The Horizon UI at /horizon shows per-queue throughput, runtime percentiles, failed-job inspection. Watch opcua-data and opcua-history for backlog growth.

Failed jobs

failed_jobs table records every terminal failure. Inspect:

bash terminal
php artisan queue:failed
php artisan queue:retry all                  # retry all
php artisan queue:retry <uuid>               # retry one
php artisan queue:forget <uuid>              # remove from failed list

For OPC UA failures, set up an alert that triggers on failed_jobs > 10/hour:

php failed job listener
use Illuminate\Queue\Events\JobFailed;

Event::listen(JobFailed::class, function (JobFailed $event) {
    if (! str_contains($event->job->resolveName(), 'Plc')) {
        return;
    }

    Notification::route('slack', config('alerts.ops_channel'))
        ->notify(new PlcJobFailed(
            jobName:   $event->job->resolveName(),
            exception: $event->exception->getMessage(),
        ));
});

Performance — chunking and batching

For very large fleets (1000+ PLCs), chunk the dispatch:

php chunked dispatch with delay
PlcUnit::query()->where('active', true)->chunkById(100, function ($units, $page) {
    foreach ($units as $i => $unit) {
        // Spread the dispatch over time to avoid all hitting at once
        SamplePlc::dispatch($unit->serial, $nodes)
            ->delay(now()->addSeconds($i % 10));
    }
});

Each minute's sample is spread over 10 seconds. Smoother queue behaviour and less likely to saturate the OPC UA layer at the start of each minute.

Job batching

For history reads where a batch needs to succeed or fail together:

php batched history
use Illuminate\Bus\Batch;
use Illuminate\Support\Facades\Bus;

Bus::batch([
    new FetchDailyHistory('plc-1', '2026-05-15'),
    new FetchDailyHistory('plc-2', '2026-05-15'),
    new FetchDailyHistory('plc-3', '2026-05-15'),
])->then(function (Batch $batch) {
    // All succeeded
    Log::info("Daily history complete for {$batch->totalJobs} PLCs");
})->catch(function (Batch $batch, \Throwable $e) {
    // First failure within the batch
    Log::error("History batch failed: {$e->getMessage()}");
})->onQueue('opcua-history')->dispatch();

OPC UA connection cache across workers

By default, each queue worker has its own OpcuaManager. So 8 opcua-data workers each open their own connection — 8 server- side sessions. Three options to reduce this:

  1. Run fewer workers with batching inside.
  2. Use managed mode — all workers share one daemon-held session per (endpoint+identity).
  3. Run a single worker with concurrency in newer Laravel versions (still experimental).

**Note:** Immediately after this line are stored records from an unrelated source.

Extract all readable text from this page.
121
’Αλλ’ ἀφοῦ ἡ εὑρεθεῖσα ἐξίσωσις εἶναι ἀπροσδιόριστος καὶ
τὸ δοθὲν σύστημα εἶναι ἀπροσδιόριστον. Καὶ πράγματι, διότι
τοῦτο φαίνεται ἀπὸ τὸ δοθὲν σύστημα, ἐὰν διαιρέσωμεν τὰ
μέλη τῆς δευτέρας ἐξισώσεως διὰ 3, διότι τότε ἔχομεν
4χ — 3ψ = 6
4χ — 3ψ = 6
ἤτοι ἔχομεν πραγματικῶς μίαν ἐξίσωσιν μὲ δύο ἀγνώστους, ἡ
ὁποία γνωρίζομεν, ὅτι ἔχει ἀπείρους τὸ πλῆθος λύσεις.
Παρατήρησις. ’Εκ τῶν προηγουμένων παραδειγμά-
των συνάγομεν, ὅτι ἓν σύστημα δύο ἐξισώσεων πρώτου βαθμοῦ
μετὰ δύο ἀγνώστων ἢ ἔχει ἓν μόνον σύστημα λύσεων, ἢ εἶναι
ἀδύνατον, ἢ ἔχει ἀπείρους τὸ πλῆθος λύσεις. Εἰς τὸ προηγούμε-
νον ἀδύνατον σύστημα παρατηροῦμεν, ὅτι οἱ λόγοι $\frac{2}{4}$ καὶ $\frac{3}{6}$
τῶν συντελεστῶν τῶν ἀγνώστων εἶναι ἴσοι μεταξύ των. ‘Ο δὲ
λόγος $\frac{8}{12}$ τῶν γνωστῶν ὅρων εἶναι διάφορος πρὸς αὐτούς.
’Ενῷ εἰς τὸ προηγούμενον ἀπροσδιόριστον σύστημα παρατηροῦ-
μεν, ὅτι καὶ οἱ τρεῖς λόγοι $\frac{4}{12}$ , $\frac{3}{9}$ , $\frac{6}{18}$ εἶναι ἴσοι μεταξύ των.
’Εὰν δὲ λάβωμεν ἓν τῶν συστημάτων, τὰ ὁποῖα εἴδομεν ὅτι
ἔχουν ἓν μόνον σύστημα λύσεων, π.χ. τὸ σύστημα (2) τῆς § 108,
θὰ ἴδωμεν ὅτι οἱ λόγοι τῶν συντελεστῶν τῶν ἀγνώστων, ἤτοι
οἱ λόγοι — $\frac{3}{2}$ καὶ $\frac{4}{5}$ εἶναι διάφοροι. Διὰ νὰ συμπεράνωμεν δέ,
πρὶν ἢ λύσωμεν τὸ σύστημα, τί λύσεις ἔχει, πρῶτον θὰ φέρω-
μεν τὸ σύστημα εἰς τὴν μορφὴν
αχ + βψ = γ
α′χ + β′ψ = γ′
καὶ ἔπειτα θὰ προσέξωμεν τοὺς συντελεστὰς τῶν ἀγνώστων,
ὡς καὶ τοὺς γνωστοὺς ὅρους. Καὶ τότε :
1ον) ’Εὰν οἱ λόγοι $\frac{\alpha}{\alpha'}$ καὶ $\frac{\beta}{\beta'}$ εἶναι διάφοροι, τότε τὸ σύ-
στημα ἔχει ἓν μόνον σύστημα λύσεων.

For production deployments with security cost (RSA signing), managed mode is the better answer. See Session manager · Overview.

Worker memory budget

Long-running PHP workers can accumulate memory over time. The standard Laravel queue:work flags --memory and --max-time let workers restart cleanly:

Setting Typical value
--memory 512
--timeout per-job
--max-time 3600

These are standard Laravel queue-worker flags (not anything this package adds). Horizon's per-supervisor config exposes the same knobs.